Retour sur l’avenir social, humain et organisationnel des personnels de l’Archevêché, du Centre diocésain et du Service Communication

Notre archevêque


            Le « diagnostic social, humain et organisationnel » auquel vous avez participé, et dont je voudrais vous rendre compte aujourd’hui, concernait au départ les personnels de l’Association centrale des Œuvres catholiques (ACOC) et de l’Association d’Entraide des Œuvres catholiques (ADOC), dont les activités se situent au Centre diocésain de Pastorale (CDP). Très vite il a semblé souhaitable d’en élargir le périmètre, de telle sorte que les deux principaux sites de notre diocèse, le CDP et l’Archevêché, puissent bénéficier de la même expérience. C’est ainsi que les personnels du Service diocésain de Communication et d’Information (SDCI), qui travaillent au CDP, ont été associés à cette démarche, de même que les personnels de la Curie diocésaine et ceux de la Résidence Saint-François, dont les activités se situent à l’Archevêché, 9 rue d’Ambert.

            Le diocèse a fait appel à M. Bruno STEVENIN, qui a bien voulu mettre ses grandes compétences professionnelles, et sa connaissance approfondie du milieu ecclésial, au service de ce projet. Qu’il soit à nouveau vivement remercié pour la conduite de cette mission délicate, pour les conclusions qu’il a rendues et les préconisations qu’il a formulées. Je tiens à vous remercier tout aussi vivement, vous tous, qui avez accepté de participer aux entretiens individuels planifiés en mai et juin 2019. La confiance que vous avez manifestée en donnant votre avis, en pointant les atouts et les limites de notre organisation, en exprimant aussi vos souhaits pour que la vie au travail soit plus gratifiante, permet aujourd’hui de nous engager tous ensemble sur un chemin de progrès.

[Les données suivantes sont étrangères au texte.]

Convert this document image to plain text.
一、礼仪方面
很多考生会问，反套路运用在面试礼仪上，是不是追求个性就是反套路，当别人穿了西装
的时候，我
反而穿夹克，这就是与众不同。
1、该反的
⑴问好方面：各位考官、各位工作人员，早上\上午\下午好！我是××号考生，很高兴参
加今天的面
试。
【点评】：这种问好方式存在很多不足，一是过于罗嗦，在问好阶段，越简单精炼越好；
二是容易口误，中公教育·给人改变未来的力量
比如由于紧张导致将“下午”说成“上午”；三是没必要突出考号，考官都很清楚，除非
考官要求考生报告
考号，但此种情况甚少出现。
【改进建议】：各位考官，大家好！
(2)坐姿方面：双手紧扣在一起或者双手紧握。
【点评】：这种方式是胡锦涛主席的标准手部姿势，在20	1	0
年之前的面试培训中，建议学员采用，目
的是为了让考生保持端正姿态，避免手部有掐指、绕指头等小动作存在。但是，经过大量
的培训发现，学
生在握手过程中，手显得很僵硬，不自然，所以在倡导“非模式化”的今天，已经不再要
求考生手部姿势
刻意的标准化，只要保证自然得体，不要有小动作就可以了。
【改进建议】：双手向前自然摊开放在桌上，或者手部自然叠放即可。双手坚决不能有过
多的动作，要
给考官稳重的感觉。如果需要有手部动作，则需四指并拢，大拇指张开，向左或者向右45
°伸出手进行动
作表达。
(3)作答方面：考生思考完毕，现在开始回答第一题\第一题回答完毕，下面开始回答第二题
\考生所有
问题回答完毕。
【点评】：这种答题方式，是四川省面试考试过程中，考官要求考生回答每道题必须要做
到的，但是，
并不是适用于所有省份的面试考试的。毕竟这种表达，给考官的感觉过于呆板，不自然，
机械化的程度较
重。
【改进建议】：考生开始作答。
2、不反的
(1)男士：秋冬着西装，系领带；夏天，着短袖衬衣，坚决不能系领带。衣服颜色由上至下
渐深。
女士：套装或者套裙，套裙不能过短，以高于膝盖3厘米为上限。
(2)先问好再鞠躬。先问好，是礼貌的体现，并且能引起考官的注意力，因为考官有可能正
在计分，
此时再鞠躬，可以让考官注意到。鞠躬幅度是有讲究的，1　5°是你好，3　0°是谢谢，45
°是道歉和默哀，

            Bruno STEVENIN m’a rendu compte personnellement des résultats du diagnostic le 14 septembre 2019. Il a présenté ces mêmes résultats au conseil épiscopal le 27 septembre. Le conseil épiscopal s’est ensuite saisi de ces résultats pour en retenir certaines priorités. J’ai eu enfin plusieurs entretiens avec le P. Bernard LOCHET, vicaire général, et le P. Philippe KLOECKNER, vicaire épiscopal chargé des affaires temporelles, afin de fixer les modalités d’un compte rendu global du diagnostic auprès de l’ensemble des personnels concernés. Aussitôt après, je vous ai adressé cette invitation, en date du 18 octobre dernier, et je vous remercie d’y avoir répondu en vous rendant disponibles ce matin. J’ai cru bon de réunir, pour ce compte rendu oral, seulement les personnes qui ont participé au diagnostic. Cependant, le texte de mon intervention sera prochainement diffusé sur le site internet du diocèse, car il concerne le diocèse tout entier.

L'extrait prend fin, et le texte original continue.